Faktor utama penunjang kinerja Pertamina pada 2019 adalah masih tingginya harga minyak mentah dunia di tahun tersebut, yakni ada di kisaran 62 dollar AS per barel.
Dari laba bersih yang dikumpulkan perseroan tahun 2019, kata Fajriyah, dividen yang disetorkan Pertamina kepada negara adalah Rp 8,5 triliun atau meningkat dibandingkan setoran dividen 2018 sebesar Rp 7,95 triliun. Faktor utama penunjang kinerja Pertamina pada 2019 adalah masih tingginya harga minyak mentah dunia di tahun tersebut, yakni ada di kisaran 62 dollar AS per barel dengan rerata kurs rupiah sebesar Rp 14.146 per dollar AS.

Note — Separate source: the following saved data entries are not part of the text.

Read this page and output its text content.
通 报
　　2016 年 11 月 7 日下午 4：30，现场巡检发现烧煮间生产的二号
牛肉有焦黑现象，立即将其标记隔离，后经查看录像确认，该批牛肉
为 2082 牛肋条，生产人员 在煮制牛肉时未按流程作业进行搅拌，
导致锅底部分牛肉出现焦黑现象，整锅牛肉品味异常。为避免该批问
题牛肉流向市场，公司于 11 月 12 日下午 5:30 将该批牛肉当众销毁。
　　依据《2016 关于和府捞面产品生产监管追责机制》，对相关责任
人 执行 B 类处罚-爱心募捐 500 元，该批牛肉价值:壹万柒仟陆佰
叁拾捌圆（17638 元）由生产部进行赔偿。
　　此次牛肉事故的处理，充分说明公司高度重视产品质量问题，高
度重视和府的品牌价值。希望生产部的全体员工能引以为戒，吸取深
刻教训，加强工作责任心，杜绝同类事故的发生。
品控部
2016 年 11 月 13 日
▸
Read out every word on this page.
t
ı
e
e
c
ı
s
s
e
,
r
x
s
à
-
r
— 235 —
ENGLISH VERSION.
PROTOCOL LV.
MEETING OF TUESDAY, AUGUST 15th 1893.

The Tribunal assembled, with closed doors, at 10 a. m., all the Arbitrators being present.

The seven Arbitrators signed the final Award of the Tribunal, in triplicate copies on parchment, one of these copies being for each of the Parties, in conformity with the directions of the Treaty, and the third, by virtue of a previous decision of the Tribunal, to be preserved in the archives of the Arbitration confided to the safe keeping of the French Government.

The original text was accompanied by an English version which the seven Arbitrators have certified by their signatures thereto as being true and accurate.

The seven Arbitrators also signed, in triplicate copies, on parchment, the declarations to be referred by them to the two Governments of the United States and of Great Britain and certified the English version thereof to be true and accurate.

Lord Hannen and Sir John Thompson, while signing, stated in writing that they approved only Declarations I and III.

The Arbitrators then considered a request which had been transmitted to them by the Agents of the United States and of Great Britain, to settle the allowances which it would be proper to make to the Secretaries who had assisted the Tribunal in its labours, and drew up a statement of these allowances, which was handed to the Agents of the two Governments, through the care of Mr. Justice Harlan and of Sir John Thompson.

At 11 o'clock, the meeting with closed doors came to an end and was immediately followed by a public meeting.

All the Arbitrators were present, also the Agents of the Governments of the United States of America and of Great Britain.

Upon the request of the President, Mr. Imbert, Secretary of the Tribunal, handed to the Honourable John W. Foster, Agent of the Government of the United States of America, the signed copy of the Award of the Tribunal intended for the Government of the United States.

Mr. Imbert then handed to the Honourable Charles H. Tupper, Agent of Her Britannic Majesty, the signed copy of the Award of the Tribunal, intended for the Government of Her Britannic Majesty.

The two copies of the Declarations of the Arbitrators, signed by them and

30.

Sementara itu, menurut Direktur Indonesia Resources Studies Marwan Batubara mengatakan, Pertamina menanggung beban keuangan akibat kebijakan energi pemerintah. Kebijakan tersebut, antara lain pembebanan subsidi energi yang seharusnya ditanggung APBN, pembayaran bonus tanda tangan yang tinggi, serta inefisiensi pembelian blok-blok migas.
Untuk melanjutkan pengelolaan Blok Rokan di Riau dari Chevron Pacific Indonesia mulai 2021, misalnya, Pertamina membayar bonus tanda tangan sebesar 784 juta dollar AS pada 2018 atau lebih dari Rp 11 triliun. ”Beban tersebut membuat Pertamina harus menerbitkan surat utang senilai miliaran dollar AS dengan beban bungan yang juga besar,” kata Marwan.
Tahun ini, pemerintah menyuntikkan dana Rp 76,08 triliun kepada Pertamina dan PT Perusahaan Listrik Negara (Persero). Dari jumlah itu, Pertamina mendapat jatah Rp 45 triliun. Namun, pemerintah tak membayarkan tunai atau hanya 50 persen di tahun ini dan sisanya dicicil sampai 2022.
Pipa minyak
PT Perusahaan Gas Negara Tbk atau PGN berencana membangun pipa minyak sepanjang 367 kilometer di dalam wilayah kerja Blok Rokan. Pipa tersebut bagian dari proyek untuk mendukung peningkatan produksi siap jual (lifting) minyak dari Blok Rokan. Pembangunan pipa dijadwalkan pada Juli 2020 dan diharapkan selesai pada akhir 2021.
”Proyek ini merupakan salah satu proyek utama PGN di 2020 dan diharapkan dapat menaikkan kinerja lifting minyak nasional,” ujar Direktur Infrastruktur dan Teknologi PGN Redy Ferryanto dalam keterangan resmi.
Pertamina menyebut sepanjang 2019 ada penurunan volume impor minyak mentah hingga 35 persen dan penurunan impor BBM sebesar 11 persen.
Terkait impor minyak mentah dan BBM, Pertamina menyebut sepanjang 2019 ada penurunan volume impor minyak mentah hingga 35 persen dan penurunan impor BBM sebesar 11 persen. Usaha tersebut mampu menghemat devisa hingga 7,3 miliar dollar AS. Sejak Maret 2020, Pertamina tak lagi mengimpor solar dan avtur.
Dari laman Pertamina, sepanjang 2019 perusahaan ini mengimpor minyak mentah sebanyak 87 juta barel senilai 5,7 miliar dollar AS. Adapun impor BBM di tahun yang sama sebanyak 128,4 juta barel seniali 8,8 miliar dollar AS. Sementara impor elpiji sebanyak 5,8 juta ton senilai 2,7 miliar dollar AS.